If our house ever catches fire, the cause will undoubtedly be ant-related. Our place is infested by ants. In summer they become so abundant you can't stand in one spot in the garden for long before they are crawling up your legs and sampling your flesh. When an electrician unscrewed a malfunctioning power point recently he was amazed to find that the acid from frazzled ants had eaten away the plastic switch mechanism. During winter months, the first thing I have to do every morning in my office is to switch off the power supply and clean the heater thermostat of corpses of ants that crawled out of the wall cavity during the night and stumbled onto the trigger mechanism, short circuiting it.

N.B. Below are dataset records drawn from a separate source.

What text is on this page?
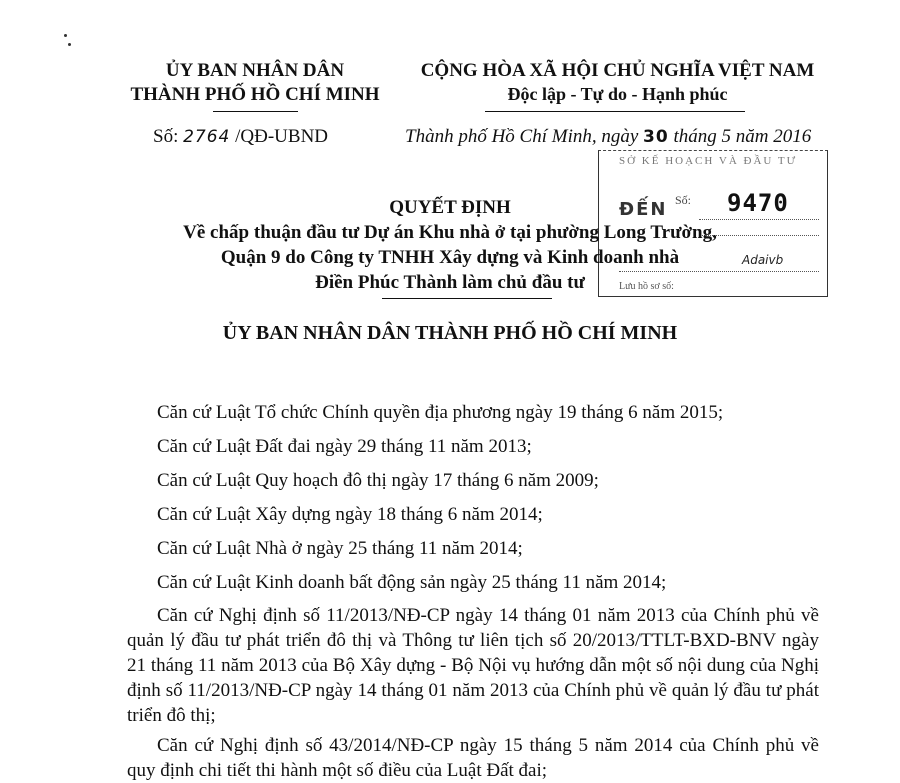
ỦY BAN NHÂN DÂN
THÀNH PHỐ HỒ CHÍ MINH
CỘNG HÒA XÃ HỘI CHỦ NGHĨA VIỆT NAM
Độc lập - Tự do - Hạnh phúc
Số: 2764 /QĐ-UBND	Thành phố Hồ Chí Minh, ngày 30 tháng 5 năm 2016
SỞ KẾ HOẠCH VÀ ĐẦU TƯ
ĐẾN Số: 9470
Adaivb
Lưu hồ sơ số:
QUYẾT ĐỊNH
Về chấp thuận đầu tư Dự án Khu nhà ở tại phường Long Trường,
Quận 9 do Công ty TNHH Xây dựng và Kinh doanh nhà
Điền Phúc Thành làm chủ đầu tư
ỦY BAN NHÂN DÂN THÀNH PHỐ HỒ CHÍ MINH
Căn cứ Luật Tổ chức Chính quyền địa phương ngày 19 tháng 6 năm 2015;
Căn cứ Luật Đất đai ngày 29 tháng 11 năm 2013;
Căn cứ Luật Quy hoạch đô thị ngày 17 tháng 6 năm 2009;
Căn cứ Luật Xây dựng ngày 18 tháng 6 năm 2014;
Căn cứ Luật Nhà ở ngày 25 tháng 11 năm 2014;
Căn cứ Luật Kinh doanh bất động sản ngày 25 tháng 11 năm 2014;
Căn cứ Nghị định số 11/2013/NĐ-CP ngày 14 tháng 01 năm 2013 của Chính phủ về quản lý đầu tư phát triển đô thị và Thông tư liên tịch số 20/2013/TTLT-BXD-BNV ngày 21 tháng 11 năm 2013 của Bộ Xây dựng - Bộ Nội vụ hướng dẫn một số nội dung của Nghị định số 11/2013/NĐ-CP ngày 14 tháng 01 năm 2013 của Chính phủ về quản lý đầu tư phát triển đô thị;
Căn cứ Nghị định số 43/2014/NĐ-CP ngày 15 tháng 5 năm 2014 của Chính phủ về quy định chi tiết thi hành một số điều của Luật Đất đai;
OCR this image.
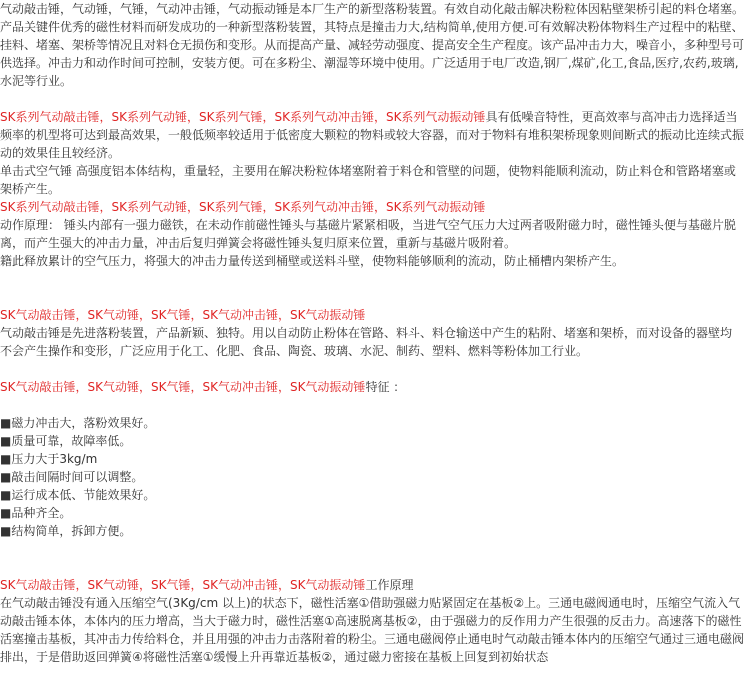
气动敲击锤，气动锤，气锤，气动冲击锤，气动振动锤是本厂生产的新型落粉装置。有效自动化敲击解决粉粒体因粘壁架桥引起的料仓堵塞。
产品关键件优秀的磁性材料而研发成功的一种新型落粉装置，其特点是撞击力大,结构简单,使用方便.可有效解决粉体物料生产过程中的粘壁、
挂料、堵塞、架桥等情况且对料仓无损伤和变形。从而提高产量、减轻劳动强度、提高安全生产程度。该产品冲击力大，噪音小，多种型号可
供选择。冲击力和动作时间可控制，安装方便。可在多粉尘、潮湿等环境中使用。广泛适用于电厂改造,钢厂,煤矿,化工,食品,医疗,农药,玻璃,
水泥等行业。
SK系列气动敲击锤，SK系列气动锤，SK系列气锤，SK系列气动冲击锤，SK系列气动振动锤具有低噪音特性，更高效率与高冲击力选择适当
频率的机型将可达到最高效果，一般低频率较适用于低密度大颗粒的物料或较大容器，而对于物料有堆积架桥现象则间断式的振动比连续式振
动的效果佳且较经济。
单击式空气锤 高强度铝本体结构，重量轻，主要用在解决粉粒体堵塞附着于料仓和管壁的问题，使物料能顺利流动，防止料仓和管路堵塞或
架桥产生。
SK系列气动敲击锤，SK系列气动锤，SK系列气锤，SK系列气动冲击锤，SK系列气动振动锤
动作原理： 锤头内部有一强力磁铁，在未动作前磁性锤头与基磁片紧紧相吸，当进气空气压力大过两者吸附磁力时，磁性锤头便与基磁片脱
离，而产生强大的冲击力量，冲击后复归弹簧会将磁性锤头复归原来位置，重新与基磁片吸附着。
籍此释放累计的空气压力，将强大的冲击力量传送到桶壁或送料斗壁，使物料能够顺利的流动，防止桶槽内架桥产生。
SK气动敲击锤，SK气动锤，SK气锤，SK气动冲击锤，SK气动振动锤
气动敲击锤是先进落粉装置，产品新颖、独特。用以自动防止粉体在管路、料斗、料仓输送中产生的粘附、堵塞和架桥，而对设备的器壁均
不会产生操作和变形，广泛应用于化工、化肥、食品、陶瓷、玻璃、水泥、制药、塑料、燃料等粉体加工行业。
SK气动敲击锤，SK气动锤，SK气锤，SK气动冲击锤，SK气动振动锤特征 ：
■磁力冲击大，落粉效果好。
■质量可靠，故障率低。
■压力大于3kg/m
■敲击间隔时间可以调整。
■运行成本低、节能效果好。
■品种齐全。
■结构简单，拆卸方便。
SK气动敲击锤，SK气动锤，SK气锤，SK气动冲击锤，SK气动振动锤工作原理
在气动敲击锤没有通入压缩空气(3Kg/cm 以上)的状态下，磁性活塞①借助强磁力贴紧固定在基板②上。三通电磁阀通电时，压缩空气流入气
动敲击锤本体，本体内的压力增高，当大于磁力时，磁性活塞①高速脱离基板②，由于强磁力的反作用力产生很强的反击力。高速落下的磁性
活塞撞击基板，其冲击力传给料仓，并且用强的冲击力击落附着的粉尘。三通电磁阀停止通电时气动敲击锤本体内的压缩空气通过三通电磁阀
排出，于是借助返回弹簧④将磁性活塞①缓慢上升再靠近基板②，通过磁力密接在基板上回复到初始状态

When I observed piles of ants forming on the carpet in my office, I thought I'd find out a little more about this habit. I emailed an ant lover friend from the local field naturalists club who lives in a real bush house nearby to ask if she had observed this behavior, too. She replied, “My ants (Polyrhachis) just drop everything below their ceiling nests — of which there are many!” They crawl out on the beams overhead and drop their payloads at random. A little further research revealed that many ant species have a penchant for removing the corpses of dead ants from their nests and dumping them randomly on the ground outside. Then, other ants going about their business above-ground pick up the corpses and stack them in piles. To God must go the credit for all nature's phenomena, even the behavior of “brainless” midgets. What's going on here? We can intuitively appreciate the value to ants of removing smelly dead brethren from their nests, but why dump them in ordered piles? What practical benefit does this behavior confer upon ant colonies?

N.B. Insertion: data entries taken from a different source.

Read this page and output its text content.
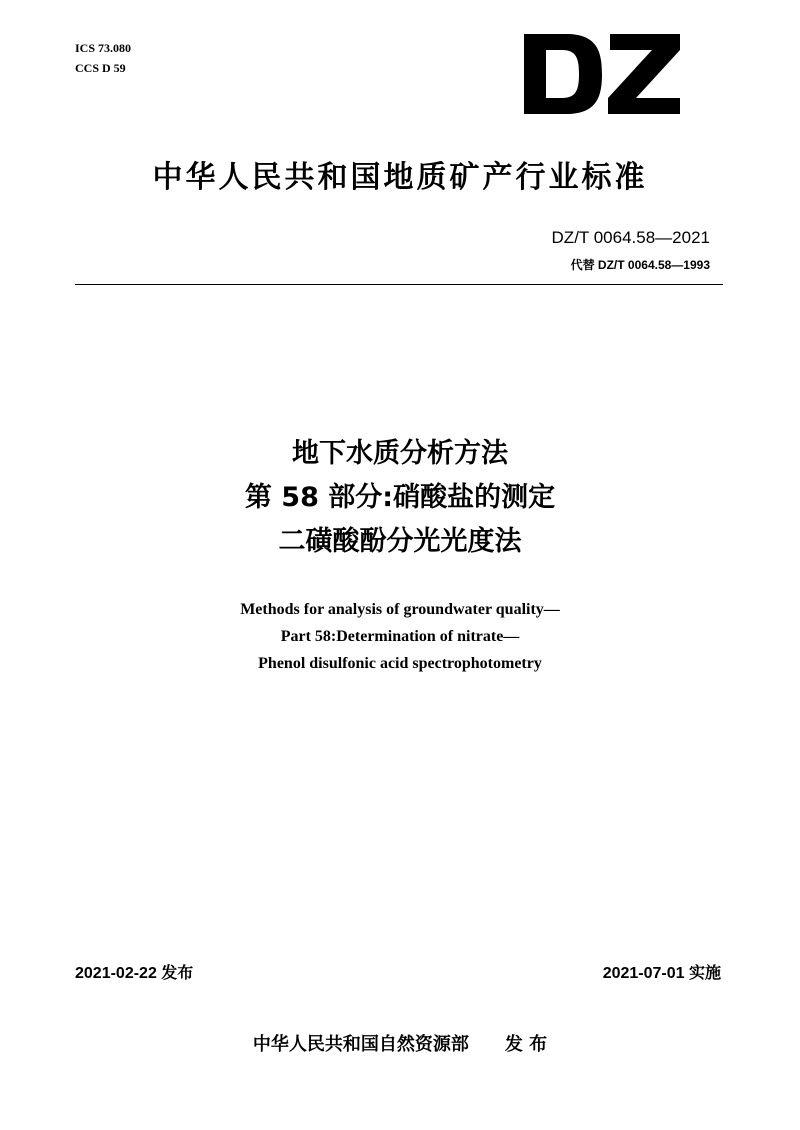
ICS 73.080
CCS D 59
中华人民共和国地质矿产行业标准
DZ/T 0064.58—2021
代替 DZ/T 0064.58—1993
地下水质分析方法
第 58 部分:硝酸盐的测定
二磺酸酚分光光度法
Methods for analysis of groundwater quality—
Part 58:Determination of nitrate—
Phenol disulfonic acid spectrophotometry
2021-02-22 发布	2021-07-01 实施
中华人民共和国自然资源部 发 布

As to the first question, serious scientists have studied ant piles and come to an interesting conclusion. In their paper, “Spatial patterns in ant colonies” (Proceedings of the National Academy of Sciences USA, published online Jul 11, 2002) Guy Theraulaz et al report that spatial patterns in ant cemeteries result from “local activation and long-range inhibition” processes (LALI processes). They set up a circular “arena” above an ant nest, deposited ant bodies evenly around the edge of the arena then filmed the ants at work, recording their movements on a computer "as a series of X-Y Cartesian

coordinates”. They describe what happened:

After having reached the arena, workers pick up corpses and drop them to form piles. After a few hours, several clusters are formed. Over time, some clusters grow and others disappear, leading to an apparent steady state with a stable number of clusters… (p. 9646).

As a result of their observations they were able to develop a mathematical model showing that these patterns form as the inevitable result of two instinctive behaviors. First, when an ant is wandering around outside and comes across a lone corpse, it picks it up and carries it around. Second, when a corpse-carrying ant stumbles upon two or more dead ants lying next to each other, it adds its load to the “pile”. These behaviors automatically result in large areas being swept clear of corpses and the formation of local piles.

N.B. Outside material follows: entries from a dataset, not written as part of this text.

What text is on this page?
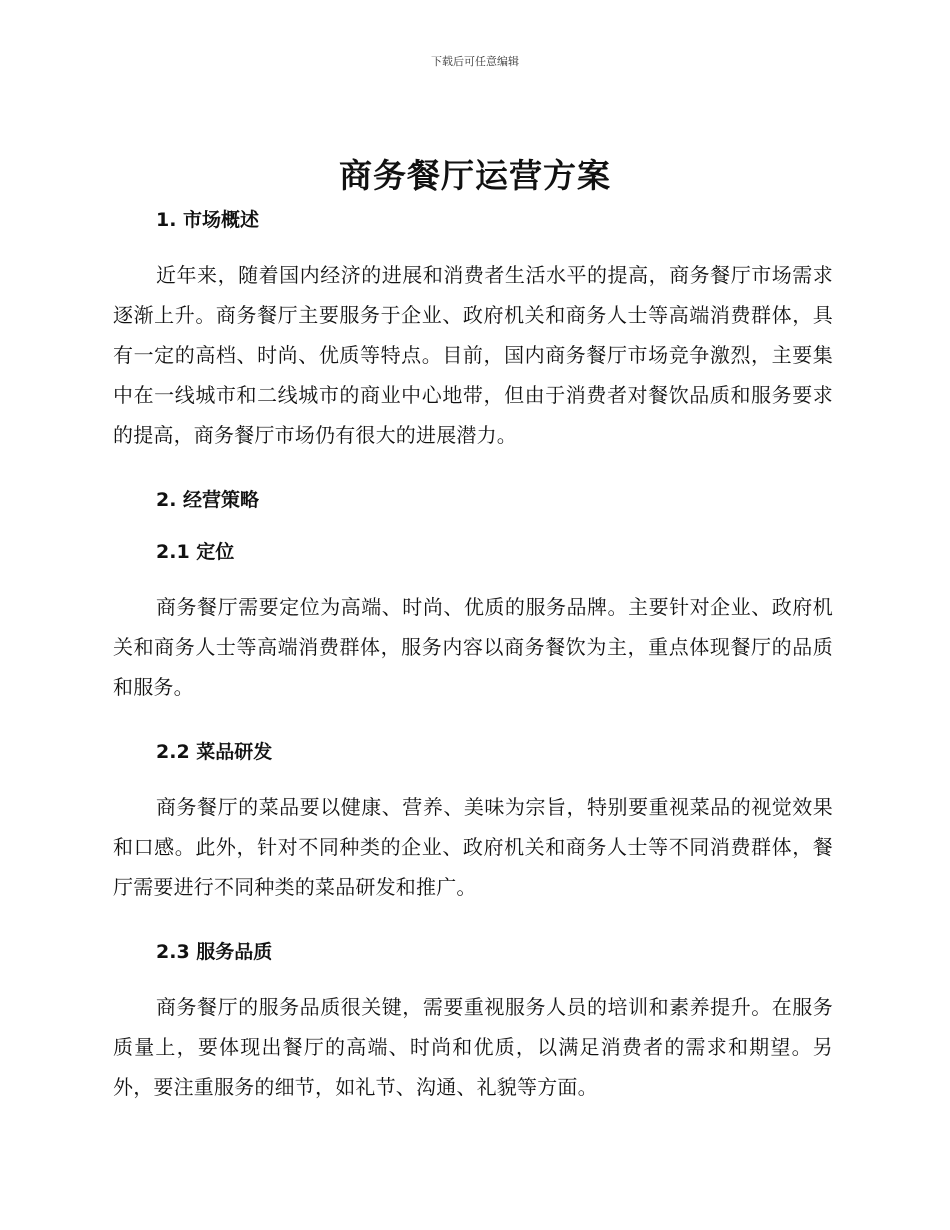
下载后可任意编辑
商务餐厅运营方案
1. 市场概述

近年来，随着国内经济的进展和消费者生活水平的提高，商务餐厅市场需求逐渐上升。商务餐厅主要服务于企业、政府机关和商务人士等高端消费群体，具有一定的高档、时尚、优质等特点。目前，国内商务餐厅市场竞争激烈，主要集中在一线城市和二线城市的商业中心地带，但由于消费者对餐饮品质和服务要求的提高，商务餐厅市场仍有很大的进展潜力。

2. 经营策略
2.1 定位

商务餐厅需要定位为高端、时尚、优质的服务品牌。主要针对企业、政府机关和商务人士等高端消费群体，服务内容以商务餐饮为主，重点体现餐厅的品质和服务。

2.2 菜品研发

商务餐厅的菜品要以健康、营养、美味为宗旨，特别要重视菜品的视觉效果和口感。此外，针对不同种类的企业、政府机关和商务人士等不同消费群体，餐厅需要进行不同种类的菜品研发和推广。

2.3 服务品质

商务餐厅的服务品质很关键，需要重视服务人员的培训和素养提升。在服务质量上，要体现出餐厅的高端、时尚和优质，以满足消费者的需求和期望。另外，要注重服务的细节，如礼节、沟通、礼貌等方面。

Now I hate to throw the cat among the pigeons, and wouldn't dream of questioning such research. But I am convinced their explanation does not fully explain my own observations. In my office, corpses are not arranged in piles randomly around the carpet but are almost always found in depressions in the carpet. Where, for example, legs of tables depress the carpet, there the ants lay their dead to rest. On one occasion, they piled them up in a long line directly below one of the computer cables lying about an inch above the carpet. Also, since embarking on the broadband adventure, I have noticed them consistently piling up their dead in front of the little green lights on the modem (see picture below). When I vacuumed up the pile, within a week it was back again on the light-carrying side of the modem. In short, there's more to the marvel of ant piles than mathematics.

We asked above what benefit such behavior could confer on ants. I have not found any suggestions as to how the piling up of corpses in orderly concentrations aboveground could aid and abet the survival or health of the colony down below. In short, how can natural selection explain the development of instinctive behavior that seems to confer no benefit? Could it be that God just wanted to antertain us?